– О чем же, например, Фаддей Фаддеич? – спросил Савелий Фомич, сильно начавший подозревать своего друга в покушении заспорить или критиковать.
– Да хоть бы о дочке?
– Что же о ней думать, Фаддей Фаддеич?
– Извини меня, Савелий Фомич, а я тебе удивляюсь, я тебе просто удивляюсь. С некоторого времени ты стал непростительно беспечен. Я тебе это говорю не в укор, а по-дружески.
– Ну, что же дальше? – отвечал ему со своею улыбкою Савелий Фомич.
– «Что же дальше»! А позволь спросить, сколько лет дочке? Я не в укор тебе это говорю, ты пойми, – и Фаддей Фаддеич пронзительно посмотрел на своего друга.
– Скоро семнадцать.
– Семнадцать лет! Семнадцать лет, – говорил Фаддей Фаддеич таким тоном и с таким ударением на «семнадцать», как будто в этом числе заключалось нечто зловещее для всей вселенной, – и он еще спрашивает, что дальше? А вот, погоди; что будет дальше, тебе скажет не Фаддей Фаддеич, а Вальтер Скотт15, который из рук не выходит у Лизаветы Савельевны. Тогда ты и увидишь, что будет дальше…

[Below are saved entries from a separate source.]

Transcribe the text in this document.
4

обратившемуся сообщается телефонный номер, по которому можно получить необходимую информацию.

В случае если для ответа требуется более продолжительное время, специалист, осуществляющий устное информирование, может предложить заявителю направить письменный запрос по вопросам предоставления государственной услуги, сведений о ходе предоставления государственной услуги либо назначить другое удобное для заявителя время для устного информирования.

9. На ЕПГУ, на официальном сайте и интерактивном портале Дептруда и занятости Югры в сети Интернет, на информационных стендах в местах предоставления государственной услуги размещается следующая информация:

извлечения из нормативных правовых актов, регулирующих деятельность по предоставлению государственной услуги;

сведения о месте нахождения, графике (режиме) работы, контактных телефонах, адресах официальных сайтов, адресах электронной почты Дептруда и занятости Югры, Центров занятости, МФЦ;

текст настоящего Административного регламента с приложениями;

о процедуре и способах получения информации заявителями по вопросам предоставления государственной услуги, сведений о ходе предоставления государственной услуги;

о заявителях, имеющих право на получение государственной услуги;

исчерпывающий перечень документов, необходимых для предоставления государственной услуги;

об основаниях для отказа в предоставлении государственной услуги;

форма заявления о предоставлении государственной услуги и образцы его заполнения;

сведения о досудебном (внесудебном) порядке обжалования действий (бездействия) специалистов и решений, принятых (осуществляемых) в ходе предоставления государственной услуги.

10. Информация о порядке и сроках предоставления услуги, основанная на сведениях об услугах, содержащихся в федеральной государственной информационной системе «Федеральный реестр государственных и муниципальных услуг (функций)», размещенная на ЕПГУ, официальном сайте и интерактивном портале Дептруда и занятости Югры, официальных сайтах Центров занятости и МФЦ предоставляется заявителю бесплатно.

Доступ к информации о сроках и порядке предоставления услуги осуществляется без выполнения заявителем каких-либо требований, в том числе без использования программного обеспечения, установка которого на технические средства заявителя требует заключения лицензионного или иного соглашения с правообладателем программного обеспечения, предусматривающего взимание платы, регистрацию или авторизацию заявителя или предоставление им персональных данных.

– Ну, чего не знаешь, о том ты и не говори, Фаддей Фаддеич! Это неосновательно. Вальтера Скотта ты не читал, сам ты этим хвастаешься, так нечего и упоминать о Вальтере Скотте…
– А ну его, Вальтера Скотта! Есть когда мне романы читать…
И семнадцать лет Лизаветы Савельевны чрезвычайно рисковали превратиться в Вальтера Скотта, а разговор кончиться литературною распрей, если б Фаддей Фаддеич посредством крутого поворота не навел разговора на прежнюю тему и не стал наиубедительнейшим образом доказывать Савелию Фомичу, что время ему подумать о дочке, то есть пристроить дочку. Доводы свои он даже подкрепил примерами из древней истории, которую он очень любил и ставил несравненно выше всякой литературы, потому, дескать, что это наука, а не пустячки какие-нибудь, не сказка, ради празднословия написанная.
По всему видно было, что Савелию Фомичу разговор этот не нравился и тяготил его. Заложив за спину руки и волоча за собою трость, он молча слушал своего друга и иногда только останавливался, чтоб вынуть из кармана табакерку и понюхать табаку.
– Рано еще об этом думать, – сказал он наконец отрывисто, – Лиза еще ребенок.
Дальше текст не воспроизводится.